振り返れば大学1年の入部式、井元は「アカクロを着て他大学を圧倒するスクラムを組みたい」と宣言したという。「大学選手権の決勝(帝京大学戦)は悔しかったが、ある程度実戦できたかな。帝京大以外にはスクラムを選択して勝負できるチームになれた」としみじみ話した。

4年では最後まで試合に出ていたが、メンバーが発表される時は「メンバーに入っているかどうかという恐怖心が抜けなくて、毎週、ヒリヒリといい緊張感を持ってできた」という井元。特に今季、自らを支えたのは3年の春の終わりにあったCチームとDチームによる練習試合での経験だった。

「1年生も多かったDチームまで落ちましたが、そのチームのキャプテンとなり、『本当にやるしかない!』と思った試合でした。4年になり最後まで、あらがい続けることができた僕の原点となりました」。大田尾監督も「今年にかける思いの強さ、自分のやれることをやり切る姿。今年の早稲田を支えてくれた」と感謝した。

卒業後は家業を継ぐためにアメリカ・テキサス州に留学する予定だ

改めて4年間を振り返り、「『荒ぶる(日本一になったときだけ歌うことが許される第二部歌)』を取れるところまで来たので取りたかったですし、ちょっと心残りではありますがやり切った感はあります」と語気を強めた。

文学部で英文学を専攻していた井元は、リーグワンの下部にあたるトップイースト・ディビジョン1のチームから誘われたものの、社会人でラグビーを続けず、春からはアメリカ・テキサス州に留学予定だ。なぜテキサス? と聞くと「母方の祖父が自動車部品の工場を経営していて、そこを継ぐ予定」と話した。英語を習得することや大学で勉強することだけでなく、アメリカの自動車メーカーとの人脈作りも期待されてのテキサス留学だという。

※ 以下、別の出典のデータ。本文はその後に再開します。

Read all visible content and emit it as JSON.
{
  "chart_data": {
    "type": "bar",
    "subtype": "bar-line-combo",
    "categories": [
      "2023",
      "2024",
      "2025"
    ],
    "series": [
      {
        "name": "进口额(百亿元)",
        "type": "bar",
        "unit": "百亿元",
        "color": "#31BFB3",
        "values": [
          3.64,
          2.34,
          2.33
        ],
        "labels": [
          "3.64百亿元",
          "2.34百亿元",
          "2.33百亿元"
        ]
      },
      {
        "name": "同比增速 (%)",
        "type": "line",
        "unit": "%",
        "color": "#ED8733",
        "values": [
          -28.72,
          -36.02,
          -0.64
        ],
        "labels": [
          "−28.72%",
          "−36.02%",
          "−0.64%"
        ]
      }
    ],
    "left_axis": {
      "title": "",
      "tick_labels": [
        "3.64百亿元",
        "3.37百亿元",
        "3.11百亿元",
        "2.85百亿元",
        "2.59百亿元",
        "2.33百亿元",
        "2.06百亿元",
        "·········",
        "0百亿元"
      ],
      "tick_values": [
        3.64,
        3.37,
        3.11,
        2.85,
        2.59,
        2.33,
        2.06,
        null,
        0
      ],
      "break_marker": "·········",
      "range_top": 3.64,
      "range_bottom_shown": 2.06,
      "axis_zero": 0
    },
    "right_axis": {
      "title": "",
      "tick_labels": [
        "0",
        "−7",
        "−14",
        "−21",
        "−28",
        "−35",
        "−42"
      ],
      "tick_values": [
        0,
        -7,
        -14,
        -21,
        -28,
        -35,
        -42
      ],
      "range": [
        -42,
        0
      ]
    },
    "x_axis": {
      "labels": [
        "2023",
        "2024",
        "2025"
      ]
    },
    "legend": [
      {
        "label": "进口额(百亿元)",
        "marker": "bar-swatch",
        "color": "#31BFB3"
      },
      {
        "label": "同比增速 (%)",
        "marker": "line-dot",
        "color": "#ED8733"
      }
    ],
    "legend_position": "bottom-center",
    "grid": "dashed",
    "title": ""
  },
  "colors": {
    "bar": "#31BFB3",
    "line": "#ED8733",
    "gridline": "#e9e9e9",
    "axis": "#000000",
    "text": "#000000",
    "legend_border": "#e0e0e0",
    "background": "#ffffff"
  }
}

最後に後輩へのエールをお願いすると、「早稲田大の格好いいところは、上のレベルで戦っているチーム、選手に何か譲らないものを作って、考えて勝つところだと思います。強い帝京大や対抗戦のライバル、関西リーグの強豪に考えて勝って、来季こそ、『荒ぶる』をつかみ取ってほしい!」と期待を寄せた。